Первые дни мы вообще мало разговаривали друг с другом — каждый. лежал в своем гамаке и делал свое дело. Через неделю Орландо устал от ожидания и вылетел в Гоянию. Там его ожидало множество дел. Предстояло договориться о продовольствии, бензине, смазочном масле, инструментах, товарах, вызвать механика и уладить кое-что еще. Какой-то бюрократ уже два года забывал присылать плату пяти рабочим-бразильцам, которые выращивали в Васконселосе рис и жили в маленьких хижинах на краю росчисти.
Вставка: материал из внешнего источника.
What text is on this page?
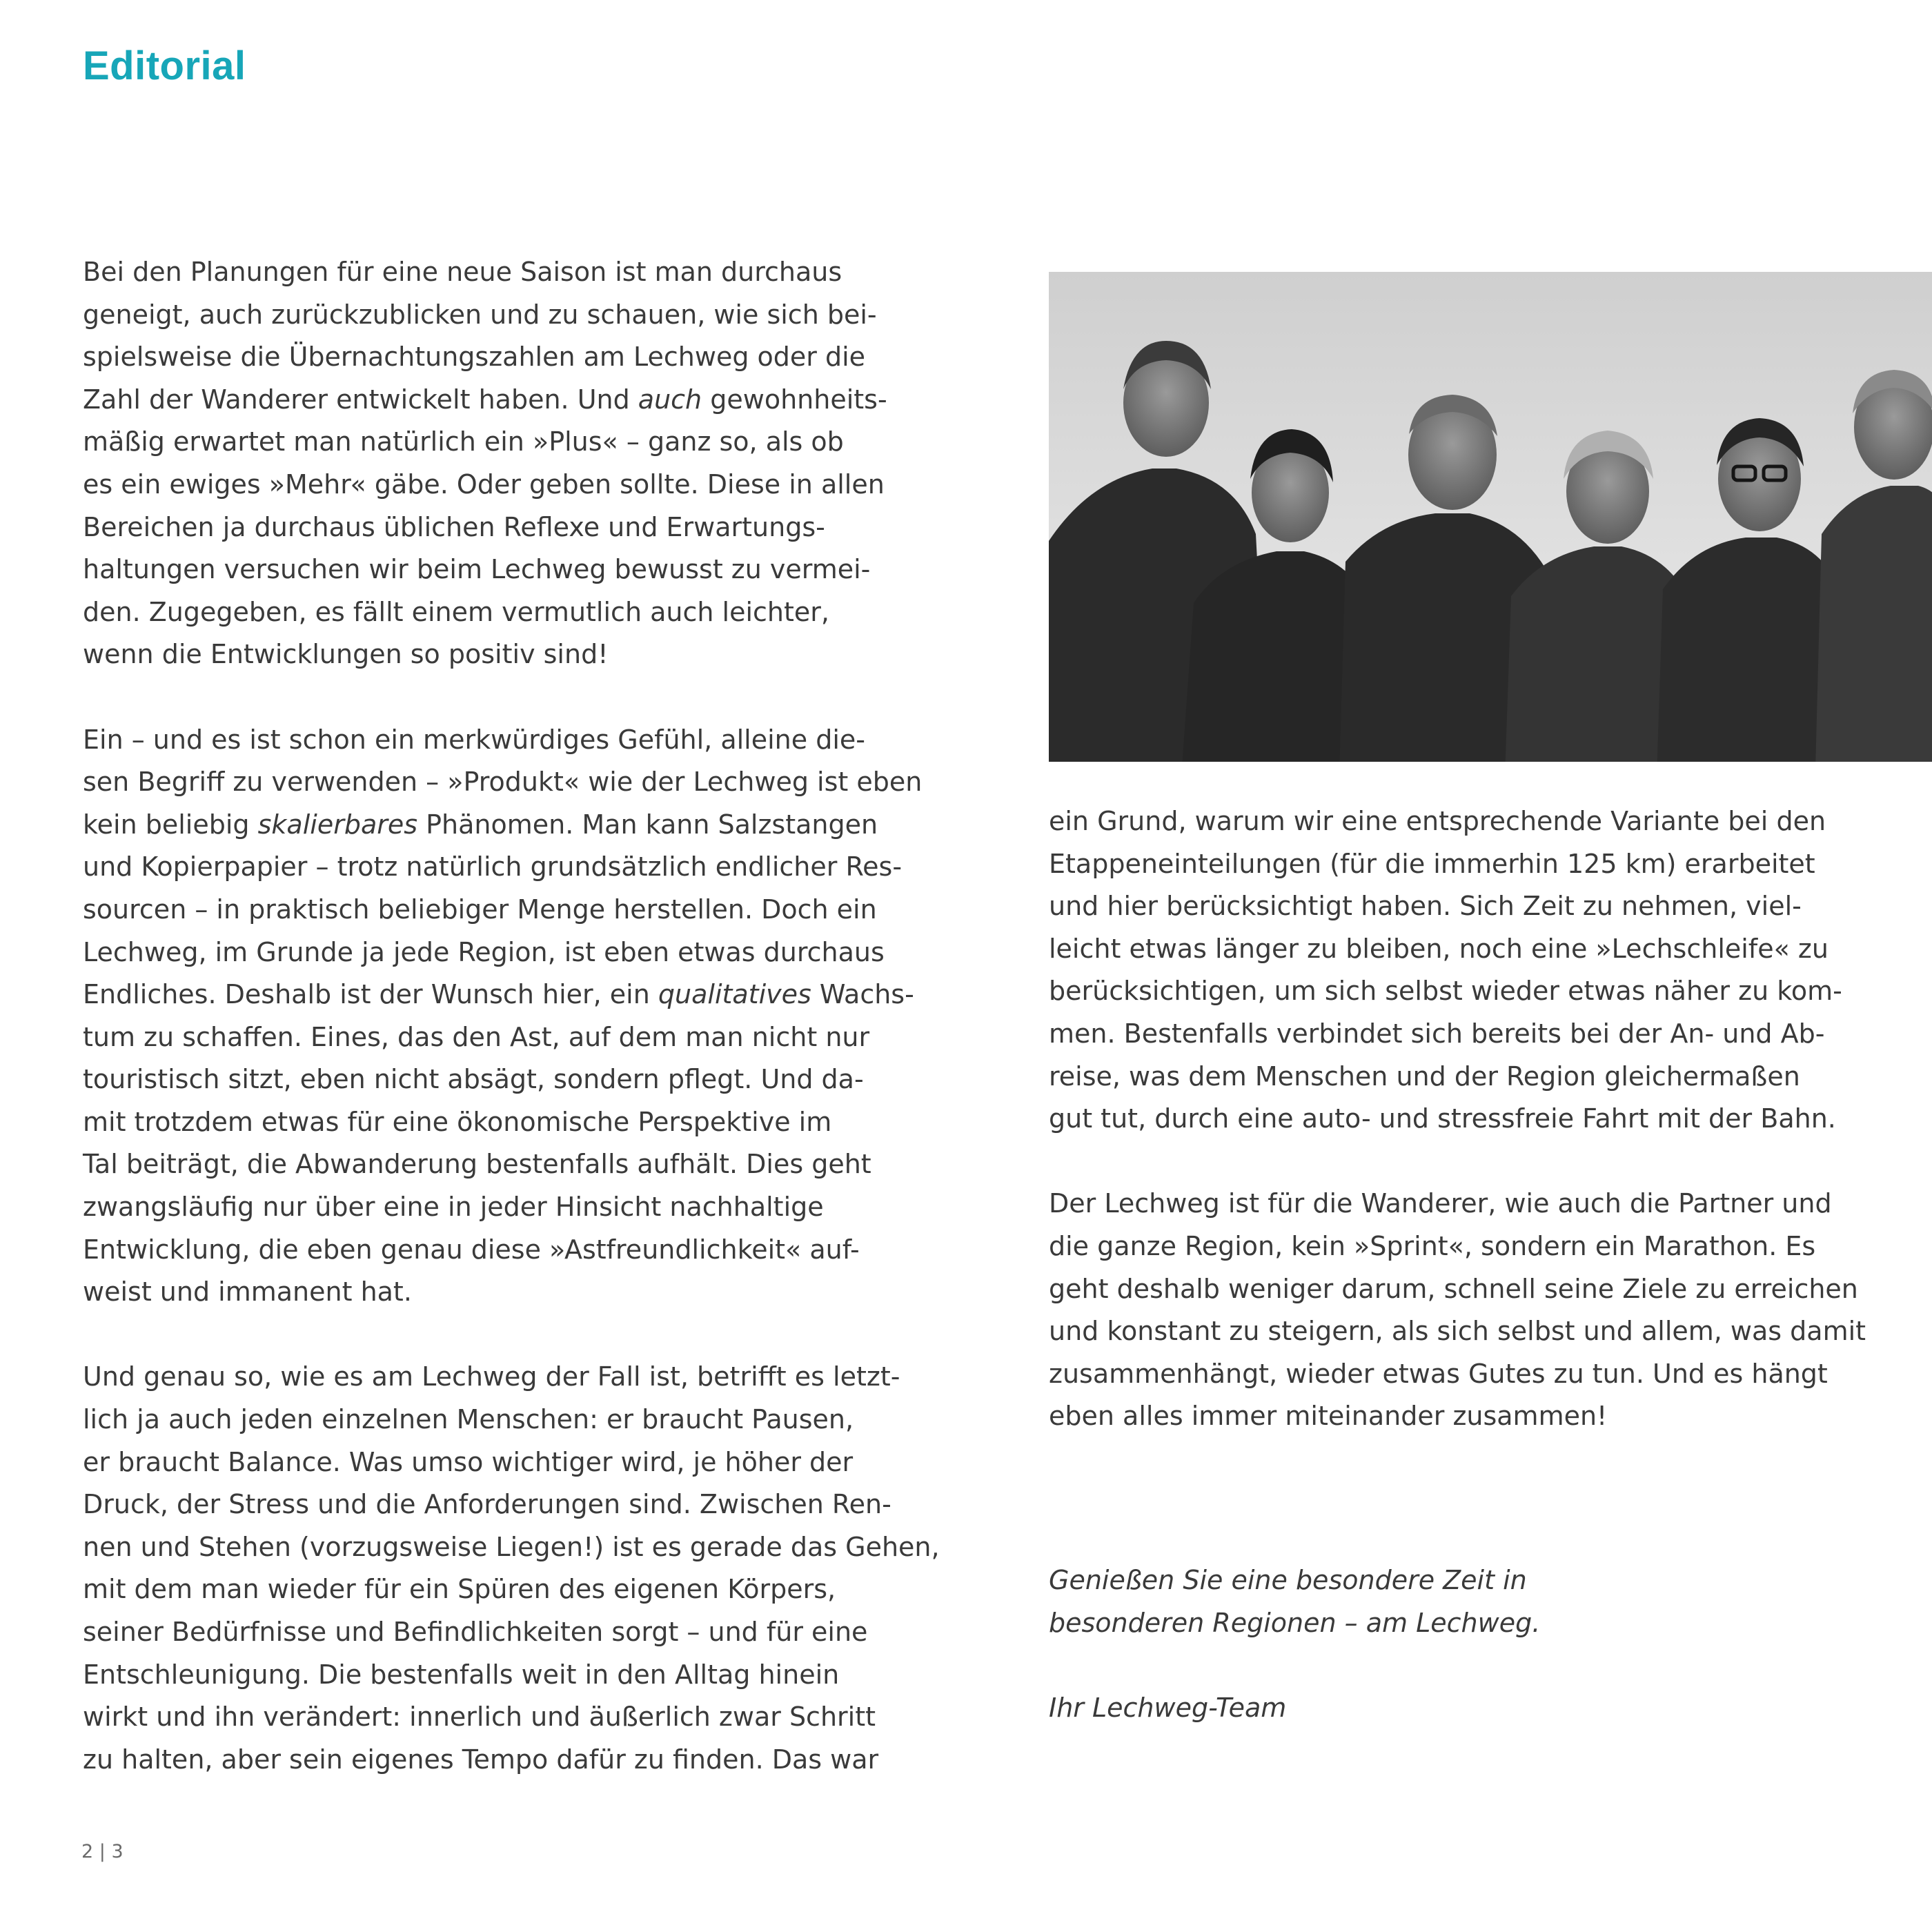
Editorial

Bei den Planungen für eine neue Saison ist man durchaus
geneigt, auch zurückzublicken und zu schauen, wie sich bei-
spielsweise die Übernachtungszahlen am Lechweg oder die
Zahl der Wanderer entwickelt haben. Und auch gewohnheits-
mäßig erwartet man natürlich ein »Plus« – ganz so, als ob
es ein ewiges »Mehr« gäbe. Oder geben sollte. Diese in allen
Bereichen ja durchaus üblichen Reflexe und Erwartungs-
haltungen versuchen wir beim Lechweg bewusst zu vermei-
den. Zugegeben, es fällt einem vermutlich auch leichter,
wenn die Entwicklungen so positiv sind!

Ein – und es ist schon ein merkwürdiges Gefühl, alleine die-
sen Begriff zu verwenden – »Produkt« wie der Lechweg ist eben
kein beliebig skalierbares Phänomen. Man kann Salzstangen
und Kopierpapier – trotz natürlich grundsätzlich endlicher Res-
sourcen – in praktisch beliebiger Menge herstellen. Doch ein
Lechweg, im Grunde ja jede Region, ist eben etwas durchaus
Endliches. Deshalb ist der Wunsch hier, ein qualitatives Wachs-
tum zu schaffen. Eines, das den Ast, auf dem man nicht nur
touristisch sitzt, eben nicht absägt, sondern pflegt. Und da-
mit trotzdem etwas für eine ökonomische Perspektive im
Tal beiträgt, die Abwanderung bestenfalls aufhält. Dies geht
zwangsläufig nur über eine in jeder Hinsicht nachhaltige
Entwicklung, die eben genau diese »Astfreundlichkeit« auf-
weist und immanent hat.

Und genau so, wie es am Lechweg der Fall ist, betrifft es letzt-
lich ja auch jeden einzelnen Menschen: er braucht Pausen,
er braucht Balance. Was umso wichtiger wird, je höher der
Druck, der Stress und die Anforderungen sind. Zwischen Ren-
nen und Stehen (vorzugsweise Liegen!) ist es gerade das Gehen,
mit dem man wieder für ein Spüren des eigenen Körpers,
seiner Bedürfnisse und Befindlichkeiten sorgt – und für eine
Entschleunigung. Die bestenfalls weit in den Alltag hinein
wirkt und ihn verändert: innerlich und äußerlich zwar Schritt
zu halten, aber sein eigenes Tempo dafür zu finden. Das war

ein Grund, warum wir eine entsprechende Variante bei den
Etappeneinteilungen (für die immerhin 125 km) erarbeitet
und hier berücksichtigt haben. Sich Zeit zu nehmen, viel-
leicht etwas länger zu bleiben, noch eine »Lechschleife« zu
berücksichtigen, um sich selbst wieder etwas näher zu kom-
men. Bestenfalls verbindet sich bereits bei der An- und Ab-
reise, was dem Menschen und der Region gleichermaßen
gut tut, durch eine auto- und stressfreie Fahrt mit der Bahn.

Der Lechweg ist für die Wanderer, wie auch die Partner und
die ganze Region, kein »Sprint«, sondern ein Marathon. Es
geht deshalb weniger darum, schnell seine Ziele zu erreichen
und konstant zu steigern, als sich selbst und allem, was damit
zusammenhängt, wieder etwas Gutes zu tun. Und es hängt
eben alles immer miteinander zusammen!

Genießen Sie eine besondere Zeit in
besonderen Regionen – am Lechweg.
Ihr Lechweg-Team
2 | 3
Орландо рассчитывал привезти им деньги за все двадцать четыре месяца. «Я еду всего на три дня», — сказал он, захлопывая дверцу самолета, и вот уже пять недель к нам приходят письма, в которых он рассказывает о всевозможных трудностях и уверяет, что со следующим самолетом непременно вернется.
Вместе с ним улетел и Жуан. Он должен был лечь в больницу и больше к нам не вернулся. Он страдал всевозможными недугами — грыжей, малярией и сильными головными болями. К тому же у него болели глаза. Это был хрупкий человек с изысканными манерами; среди всех, кого я повстречал в Васконселосе, он был единственным аристократом, который неизменно и доблестно боролся за гиблое дело. В чем состояла суть этого дела, определить было невозможно, ни один человек не мог бы жить на посту, если б его не поддерживал этот смутный, но благородный идеализм.